The good thing about the Green Pass is that it’s a constant reminder of what it’s like to not have a passport. We say: your freedom ends where mine begins. We could add: What does it actually mean to be free? We are talking about gesture-responsible-freedom à la Jacques Derrida (the same Derrida who was ashamed to be seen naked by his cat). And yet Green Passes mean different things to different people. For some, they allow ‘almost unfettered freedom to travel’, whereas others have to satisfy their desire for freedom by visiting the hairdresser.
On the Adriatic, about fifty kilometres north of Pescara and at the foot of the Gran Sasso, I had an opportunity to demonstrate the superpowers bestowed upon me by my expired Austrian passport. I was standing before a seemingly endless, four-lane, pale blue water slide. It was steep. Water was pouring down it. To get down, I had to sit in the water and let it carry me along. Faster and faster and faster and faster and faster and faster and faster. I plunged down blindly, water splashing in my face and eyes. I lost control of my body, was catapulted into the air and splashed into the depths, submerged and resurfaced. Such fun! My companion, who turned six two months ago, immediately wanted to do it again. Slide number eight!
We say: your freedom ends where mine begins. We could add: What does it actually mean to be free?
In the land where lemons grow, unlike in Vienna, he was young enough to enjoy such pleasures without a Green Pass. Only I had to show the QR code. The lemons were already hanging heavy on the trees. We climbed back up the hill. Waited in the four-lane queue for our turn. Via! That’s the code word. Not difficult to understand. But all the same. How would someone say it at Austria's Wolfgangsee? Uuuuand, owe middia?
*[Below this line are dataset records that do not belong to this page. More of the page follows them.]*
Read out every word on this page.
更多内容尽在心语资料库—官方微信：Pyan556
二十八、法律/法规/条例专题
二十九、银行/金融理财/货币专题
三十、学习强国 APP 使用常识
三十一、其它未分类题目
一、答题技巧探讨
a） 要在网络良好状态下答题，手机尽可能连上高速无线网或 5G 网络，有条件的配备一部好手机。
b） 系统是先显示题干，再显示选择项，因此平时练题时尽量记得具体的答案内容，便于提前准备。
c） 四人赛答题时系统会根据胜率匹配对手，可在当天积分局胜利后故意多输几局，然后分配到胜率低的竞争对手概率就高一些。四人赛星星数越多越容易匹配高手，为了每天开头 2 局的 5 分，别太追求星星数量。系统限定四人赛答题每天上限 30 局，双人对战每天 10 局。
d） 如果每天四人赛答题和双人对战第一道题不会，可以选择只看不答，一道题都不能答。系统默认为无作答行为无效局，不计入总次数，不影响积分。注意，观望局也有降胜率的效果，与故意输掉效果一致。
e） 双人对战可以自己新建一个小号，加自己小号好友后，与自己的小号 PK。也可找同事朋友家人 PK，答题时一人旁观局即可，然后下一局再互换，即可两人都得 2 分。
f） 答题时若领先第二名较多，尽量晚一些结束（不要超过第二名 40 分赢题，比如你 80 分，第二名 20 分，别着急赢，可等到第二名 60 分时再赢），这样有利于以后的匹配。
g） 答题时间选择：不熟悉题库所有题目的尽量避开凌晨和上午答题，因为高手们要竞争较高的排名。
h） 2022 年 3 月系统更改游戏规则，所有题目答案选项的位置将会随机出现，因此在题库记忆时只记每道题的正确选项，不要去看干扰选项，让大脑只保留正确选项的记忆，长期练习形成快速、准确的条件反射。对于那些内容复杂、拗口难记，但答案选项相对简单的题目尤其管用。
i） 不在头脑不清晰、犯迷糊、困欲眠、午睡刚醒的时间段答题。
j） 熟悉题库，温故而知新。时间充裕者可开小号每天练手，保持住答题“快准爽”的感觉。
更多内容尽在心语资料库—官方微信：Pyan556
I honestly don’t know.
What I do know is that the Blue Wave, the Onda Blu, comes at eleven, three and four o’clock; it rolls along like a glittering, liquid crystal monster that lifts you up and renders you weightless. The ground under your feet disappears, then you’re set down again, surprisingly gently; but before you've rubbed your eyes, before you’ve really caught your breath, the next one comes, and then the next, or is it all the same one wave, as defined in the dictionary: 'the part of moving water that temporarily raises above the main surface of the water' or, somewhat less frequently, 'a wavy part of the hair'.
Without a word, the young superhero told me we can also communicate with gestures. After sliding down, he suddenly found he could swim. For the fourth time, we stood at the top looking down the sheer, blue waterfall. By now, we were recognised by the woman who decided when we could go. Her shout of via! was accompanied by a vigorous wave of the arm. Is there even a way to say via! in German? Maybe los? But how do you feel when you think los? Doesn’t the word contain a balloon that inflates when I think about it, pressing on my stomach, making me feel I will burst if I go now?
And doesn’t via catapult me to the Via Appia Antica, 312 BC, sending a laser beam through my body, making me long, elastic and invulnerable?